Pulmatrix achieved clinical and business milestones which reflect the Company’s progress. These milestones include the following:

Received regulatory approval for Poland and India to commence patient enrollment in its Pulmazole Phase 2 clinical trial – Pulmatrix now has approval in each country that has a clinical trial site
Received US Patent (Pat. No. 10376465) Covering iSPERSE Formulations for Pulmazole Program
"We are excited with the Pulmazole program momentum over the past quarter. With regulatory approval to commence patient enrollment now achieved in all countries, we activated 12 additional study sites in the third quarter and anticipate increased patient enrollments from the 19 study sites now active," said Ted Raad, chief executive officer of Pulmatrix. "In addition to the Pulmazole program progress, we continue to advance the PUR1800 program towards a Phase 1b study start in first half of 2020. Both the Pulmazole Phase 2 and the PUR1800 Phase 1b studies are fully funded with data read-outs expected in the second half of 2020."

Financials

As of September 30, 2019, Pulmatrix had $27.9 million in cash, compared to $2.6 million as of December 31, 2018. In April 2019, Pulmatrix completed a financing that resulted in $16.6 million of total gross proceeds and executed a Definitive Agreement with Cipla for the co-development and commercialization of Pulmazole. In early May 2019, Pulmatrix received a $22 million upfront payment from Cipla. Following the completion of the initiated Phase 2 clinical trial, Pulmatrix and Cipla will equally share costs related to the future development and commercialization of Pulmazole and will equally share worldwide free cash flow from future sales of Pulmazole.

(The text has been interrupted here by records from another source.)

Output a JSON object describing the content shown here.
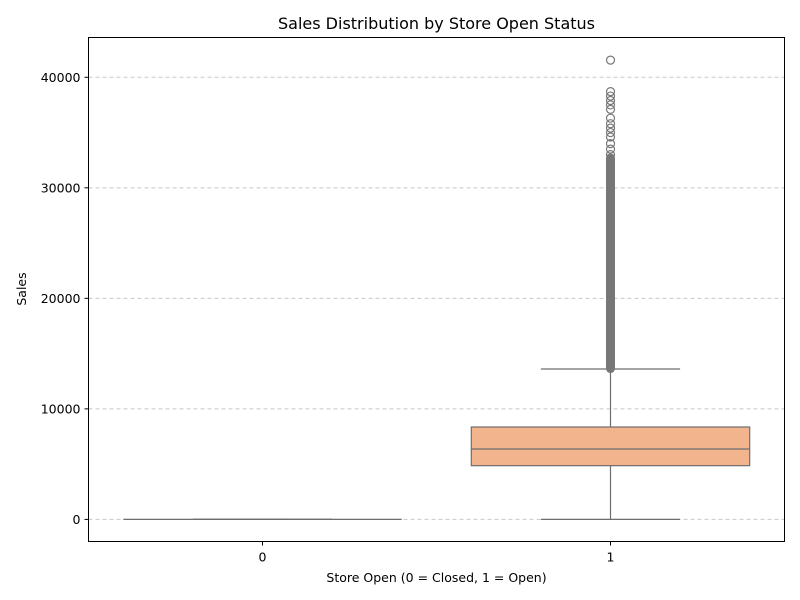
{
  "chart_data": {
    "type": "box",
    "title": "Sales Distribution by Store Open Status",
    "xlabel": "Store Open (0 = Closed, 1 = Open)",
    "ylabel": "Sales",
    "categories": [
      "0",
      "1"
    ],
    "ylim": [
      -2000,
      43600
    ],
    "yticks": [
      0,
      10000,
      20000,
      30000,
      40000
    ],
    "grid": "y-dashed",
    "boxes": [
      {
        "category": "0",
        "color": "#9ab4d6",
        "min": 0,
        "q1": 0,
        "median": 0,
        "q3": 0,
        "max": 0,
        "outliers": []
      },
      {
        "category": "1",
        "color": "#f2b48c",
        "min": 0,
        "q1": 4860,
        "median": 6370,
        "q3": 8360,
        "max": 13610,
        "outlier_band": [
          13650,
          32700
        ],
        "outliers": [
          33000,
          33500,
          34000,
          34600,
          35000,
          35400,
          35800,
          36300,
          37100,
          37500,
          37900,
          38300,
          38700,
          41550
        ]
      }
    ]
  }
}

Pulmatrix generated $1.4 million of revenue in the third quarter of 2019, compared to no revenues in the third quarter of 2018. The revenue for the third quarter of 2019 was the result of the recognition of income pursuant to the Cipla Agreement.

Research and development expenses for the third quarter of 2019 were $3.3 million, compared to $3.1 million for the same period last year. The increase was primarily due to increased clinical development costs on the Pulmazole project, partially offset by decreases in clinical development costs on the PUR1800 project and decreased employment costs. General and administrative expenses for the both third quarter of 2019 and for the third quarter of 2018 were $1.8 million.

Net loss was $3.6 million for the third quarter of 2019 and $4.8 million for the third quarter of 2018. The reduction in net loss was primarily due to the increase in revenue recognized.